MORE REPORTS = BETTER DATA
This is where the number of users comes into play for the greater good. If the crop network sees more reports of a particular disease in a municipality, it releases a warning through X (formerly known as Twitter). Information will also be shared on the crop network’s weekly blog, which is posted at prairiecropdisease.blogspot.com.
In addition to information about disease outbreaks in near real time, X users and blog followers will see research news right across the crop disease spectrum. Turkington expects the crop network will attract farmers and provincial crop specialists looking for quick and credible information.
The data is also likely to be useful for crop protection retailers since geographically relevant data is a potential game changer. For instance, a 20 per cent sclerotinia infection rate can cause 10 per cent canola yield loss, and rust can quickly turn a high-value wheat crop to silage. While effective fungicides are often available, timing is critical, says Turkington. If farmers have a reliable early warning system, they can take action before too much damage is done.

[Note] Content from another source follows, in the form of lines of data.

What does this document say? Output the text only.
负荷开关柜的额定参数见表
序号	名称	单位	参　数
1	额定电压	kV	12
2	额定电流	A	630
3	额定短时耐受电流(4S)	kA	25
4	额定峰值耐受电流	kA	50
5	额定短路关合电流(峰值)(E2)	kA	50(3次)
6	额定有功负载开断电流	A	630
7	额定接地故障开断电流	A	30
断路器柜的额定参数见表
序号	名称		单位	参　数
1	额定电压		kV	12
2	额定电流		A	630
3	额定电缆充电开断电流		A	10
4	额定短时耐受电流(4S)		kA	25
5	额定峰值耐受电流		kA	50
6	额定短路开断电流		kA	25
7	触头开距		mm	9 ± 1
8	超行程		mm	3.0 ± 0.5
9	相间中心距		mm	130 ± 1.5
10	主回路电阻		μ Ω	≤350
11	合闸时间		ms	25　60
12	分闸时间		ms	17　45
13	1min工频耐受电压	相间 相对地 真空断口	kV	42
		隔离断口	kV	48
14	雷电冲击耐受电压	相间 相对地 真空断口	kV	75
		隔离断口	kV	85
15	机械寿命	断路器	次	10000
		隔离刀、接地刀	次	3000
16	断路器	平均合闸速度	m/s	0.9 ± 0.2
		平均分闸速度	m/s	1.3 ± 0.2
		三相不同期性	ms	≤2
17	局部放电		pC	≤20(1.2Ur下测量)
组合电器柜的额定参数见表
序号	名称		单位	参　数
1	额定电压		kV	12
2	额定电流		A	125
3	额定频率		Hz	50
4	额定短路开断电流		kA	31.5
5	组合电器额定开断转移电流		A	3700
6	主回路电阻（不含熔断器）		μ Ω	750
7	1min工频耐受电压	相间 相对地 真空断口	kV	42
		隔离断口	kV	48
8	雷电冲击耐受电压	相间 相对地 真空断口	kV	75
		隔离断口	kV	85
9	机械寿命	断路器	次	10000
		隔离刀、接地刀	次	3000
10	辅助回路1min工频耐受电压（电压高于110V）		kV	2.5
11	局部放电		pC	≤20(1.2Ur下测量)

GETTING A HEADS UP WHEN YOU NEED IT MOST
In addition to sharing information about what’s already in prairie fields, the crop network works with Environment Canada to track the trajectory of wind parcels that pass over diseased fields. Signs of a cereal rust outbreak in southern Alberta, for example, can be traced back to winds that blew over the area a few weeks earlier. More importantly, data about wind parcels passing over diseased fields can also be traced forward to give Canadian growers a heads up.
“Rust spores are very adapted to long distance travel,” says Turkington. Winds across the Pacific Northwest impact southern Alberta, while winds from a Texas-Nevada corridor can carry crop diseases to Saskatchewan and Manitoba.
As part of its monitoring process, the crop network also tracks crop development across the Prairies. A spring wind passing over a disease outbreak in the U.S. will cause more damage to winter wheat than spring wheat. By early January 2024, the crop network was keeping an eye on a stripe rust outbreak in the eastern Pacific Northwest as this could threaten winter wheat crops in southern Alberta. (Check the crop network blog to get the latest updates.)
Weather patterns also factor into these rust warnings, since light rain washes rust spores from the air and deposits them in cereal crops, says Turkington. Network scientists and their colleagues with provincial ag offices will use this information to warn Canadian farmers about weather conditions that might help spark potential outbreaks.
“Sometimes these rust problems seem to come out of nowhere and that’s not the case,” says Turkington, adding that in most cases, the early warning signs of devastating crop losses were simply missed.
But if farmers know there’s an elevated rust risk, they can scout differently. “It’s like a heads up,” says Turkington. That information is likely to impact a spraying plan. It could even help suppliers make sure they’ve got the right product in place.
Western Grains Research Foundation was an early partner in the crop network and executive director, Wayne Thompson, is excited about the potential to offer farmers the kind of information they can already access about insect pests through the Prairie Pest Monitoring Network.
“We hope the (crop) network will be a kind of go-to tool to inform farmers and agronomists so they can be aware of what they should be scouting in their fields or what they should be preparing for.”